A Fulton County, Georgia, member of the “Mama Bears” who was banned from her school board meetings for reading from a pornographic novel available in her son’s middle school library has won her lawsuit against the district. She was awarded legal fees of more than $100,000 in a settlement of her First Amendment lawsuit against the district.
Alison Hair, one of a group dubbed the “Mama Bears,” sued the Fulton County School District after she was banned from future school board meetings after refusing demands from the board to stop reading from the book Extremely Loud and Incredibly Close during the public comment section of the meeting. The book is about the adventures of a boy who lost his father in the World Trade Center bombing,
Hair and fellow Momma Bear Cindy Martin, another parent censored, were represented in their federal suit by the Institute for Free Speech.

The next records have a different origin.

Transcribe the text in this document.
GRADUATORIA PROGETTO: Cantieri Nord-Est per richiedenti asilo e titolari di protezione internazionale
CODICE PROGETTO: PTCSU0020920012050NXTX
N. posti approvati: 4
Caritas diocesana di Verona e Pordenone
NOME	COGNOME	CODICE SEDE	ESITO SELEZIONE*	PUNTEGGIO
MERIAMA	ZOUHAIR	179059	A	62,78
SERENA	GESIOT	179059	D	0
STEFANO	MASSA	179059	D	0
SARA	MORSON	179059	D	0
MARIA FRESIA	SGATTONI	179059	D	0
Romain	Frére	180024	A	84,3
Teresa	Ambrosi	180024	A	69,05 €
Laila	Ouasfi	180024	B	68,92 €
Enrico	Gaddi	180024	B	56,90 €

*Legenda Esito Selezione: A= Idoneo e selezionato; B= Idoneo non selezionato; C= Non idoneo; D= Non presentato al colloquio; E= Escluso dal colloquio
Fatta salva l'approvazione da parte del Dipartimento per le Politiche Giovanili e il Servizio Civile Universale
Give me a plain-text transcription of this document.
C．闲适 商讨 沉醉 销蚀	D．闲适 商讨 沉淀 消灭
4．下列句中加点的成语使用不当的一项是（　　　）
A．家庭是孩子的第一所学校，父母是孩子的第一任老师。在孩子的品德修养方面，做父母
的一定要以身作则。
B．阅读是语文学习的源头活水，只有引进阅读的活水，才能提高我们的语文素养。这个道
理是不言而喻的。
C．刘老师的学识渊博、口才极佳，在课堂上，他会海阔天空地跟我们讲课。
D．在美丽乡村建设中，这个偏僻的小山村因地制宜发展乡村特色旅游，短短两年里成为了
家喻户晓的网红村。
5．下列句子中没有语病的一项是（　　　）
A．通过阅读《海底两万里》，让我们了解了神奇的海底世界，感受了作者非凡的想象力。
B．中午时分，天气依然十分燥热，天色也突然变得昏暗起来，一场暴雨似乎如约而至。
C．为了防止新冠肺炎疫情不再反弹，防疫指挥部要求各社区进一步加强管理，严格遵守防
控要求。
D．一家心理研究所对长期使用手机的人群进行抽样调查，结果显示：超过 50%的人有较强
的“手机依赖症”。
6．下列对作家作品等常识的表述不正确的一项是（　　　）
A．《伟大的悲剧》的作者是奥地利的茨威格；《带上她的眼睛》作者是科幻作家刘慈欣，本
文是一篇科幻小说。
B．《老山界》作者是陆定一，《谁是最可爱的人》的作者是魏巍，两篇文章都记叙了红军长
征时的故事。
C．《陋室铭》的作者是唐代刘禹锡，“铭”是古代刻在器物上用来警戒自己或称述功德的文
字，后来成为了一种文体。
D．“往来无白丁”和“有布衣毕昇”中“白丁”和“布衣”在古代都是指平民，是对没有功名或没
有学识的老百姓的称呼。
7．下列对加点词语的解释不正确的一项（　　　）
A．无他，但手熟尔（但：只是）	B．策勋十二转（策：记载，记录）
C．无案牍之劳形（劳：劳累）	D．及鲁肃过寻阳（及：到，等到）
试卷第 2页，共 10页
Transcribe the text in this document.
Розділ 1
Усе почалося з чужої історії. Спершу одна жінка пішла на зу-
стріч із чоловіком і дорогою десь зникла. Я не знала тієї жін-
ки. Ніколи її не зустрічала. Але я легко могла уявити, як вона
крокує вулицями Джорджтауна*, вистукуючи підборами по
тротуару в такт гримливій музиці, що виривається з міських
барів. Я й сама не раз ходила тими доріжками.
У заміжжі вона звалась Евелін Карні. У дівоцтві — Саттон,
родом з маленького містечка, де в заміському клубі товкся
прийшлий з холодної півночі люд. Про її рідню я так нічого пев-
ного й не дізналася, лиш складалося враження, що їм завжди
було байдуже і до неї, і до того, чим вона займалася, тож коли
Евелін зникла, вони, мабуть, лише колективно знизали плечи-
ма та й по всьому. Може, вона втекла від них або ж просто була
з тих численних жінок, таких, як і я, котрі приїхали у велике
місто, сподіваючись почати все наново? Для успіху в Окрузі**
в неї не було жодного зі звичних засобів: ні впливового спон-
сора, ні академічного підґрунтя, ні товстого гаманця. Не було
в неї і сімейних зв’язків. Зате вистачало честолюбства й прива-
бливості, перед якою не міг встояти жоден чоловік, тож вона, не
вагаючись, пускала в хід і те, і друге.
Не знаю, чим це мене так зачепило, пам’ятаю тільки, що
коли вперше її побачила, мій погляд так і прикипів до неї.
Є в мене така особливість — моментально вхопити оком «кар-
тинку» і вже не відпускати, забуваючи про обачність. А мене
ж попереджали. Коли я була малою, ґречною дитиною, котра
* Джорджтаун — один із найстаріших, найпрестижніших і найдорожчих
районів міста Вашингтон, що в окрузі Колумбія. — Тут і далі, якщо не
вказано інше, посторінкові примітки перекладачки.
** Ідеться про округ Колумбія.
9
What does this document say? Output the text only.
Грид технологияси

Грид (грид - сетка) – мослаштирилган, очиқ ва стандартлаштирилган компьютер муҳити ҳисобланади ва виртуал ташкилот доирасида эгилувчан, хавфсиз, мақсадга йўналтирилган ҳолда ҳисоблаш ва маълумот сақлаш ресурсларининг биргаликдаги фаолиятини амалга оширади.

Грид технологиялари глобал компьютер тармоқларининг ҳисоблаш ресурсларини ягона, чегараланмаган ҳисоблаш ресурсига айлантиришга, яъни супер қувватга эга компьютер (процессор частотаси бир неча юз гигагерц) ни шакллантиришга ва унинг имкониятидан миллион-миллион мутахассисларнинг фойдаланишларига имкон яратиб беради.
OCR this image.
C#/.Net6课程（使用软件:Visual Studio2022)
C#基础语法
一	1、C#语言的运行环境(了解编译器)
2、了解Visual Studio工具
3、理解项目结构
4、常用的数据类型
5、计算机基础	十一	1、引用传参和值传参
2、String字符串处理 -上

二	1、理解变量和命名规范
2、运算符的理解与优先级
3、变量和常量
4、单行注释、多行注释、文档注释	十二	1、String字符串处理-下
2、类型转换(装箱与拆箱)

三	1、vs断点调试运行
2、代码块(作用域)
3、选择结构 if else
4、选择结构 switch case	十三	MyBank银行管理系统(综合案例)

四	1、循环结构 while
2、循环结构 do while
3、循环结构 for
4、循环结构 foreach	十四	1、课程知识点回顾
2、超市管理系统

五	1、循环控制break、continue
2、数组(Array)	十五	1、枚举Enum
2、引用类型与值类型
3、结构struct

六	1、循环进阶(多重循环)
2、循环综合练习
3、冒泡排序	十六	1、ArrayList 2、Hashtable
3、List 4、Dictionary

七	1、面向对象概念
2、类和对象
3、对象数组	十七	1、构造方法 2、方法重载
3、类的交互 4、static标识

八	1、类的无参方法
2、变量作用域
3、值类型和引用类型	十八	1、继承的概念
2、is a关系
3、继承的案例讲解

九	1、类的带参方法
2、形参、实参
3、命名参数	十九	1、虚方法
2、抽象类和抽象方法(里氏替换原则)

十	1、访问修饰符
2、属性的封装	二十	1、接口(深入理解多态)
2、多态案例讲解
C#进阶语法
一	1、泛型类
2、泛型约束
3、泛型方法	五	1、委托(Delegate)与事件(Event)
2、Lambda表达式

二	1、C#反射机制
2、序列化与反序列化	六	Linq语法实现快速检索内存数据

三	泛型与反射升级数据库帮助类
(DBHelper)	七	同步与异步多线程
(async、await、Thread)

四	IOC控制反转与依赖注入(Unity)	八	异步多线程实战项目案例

In addition to the award of legal fees, the court issued an injunction against the district, permanently prohibiting it from enforcing its public participation policy to deny speakers from “reading or quoting verbatim from the text of any book or written works available in any FCS (Fulton County Schools) library or classroom” during the public comment period of the meetings.
Additionally, the district is forbidden “from enforcing its ‘respectfulness requirement, the restriction on personally addressing board members, including the superintendent, or any restriction on profane, uncivil, or abusive remarks” in a future public participation policy.
Kirsten Workman, the Lansing mom who successfully challenged curriculum content in her district last year, says she can relate to what the “Mama Bears” were up against, although she was not banned from board meetings:
“Sadly, preventing the sexualization of children is currently an uphill battle in our nation’s public schools, and it will take an army of mothers to turn the tide. We will deliver; because our children deserve to see us fight for their protection. We need every single one of us to stand up like these moms did, say ‘no,’ and then just hold the line. We need to set our faces like flint, brave the onslaught of verbal abuse and intimidation and persevere, knowing that we are standing on truth and virtue.
“One way or another, we will win. And in the end, it will be worth it. Every single moment.”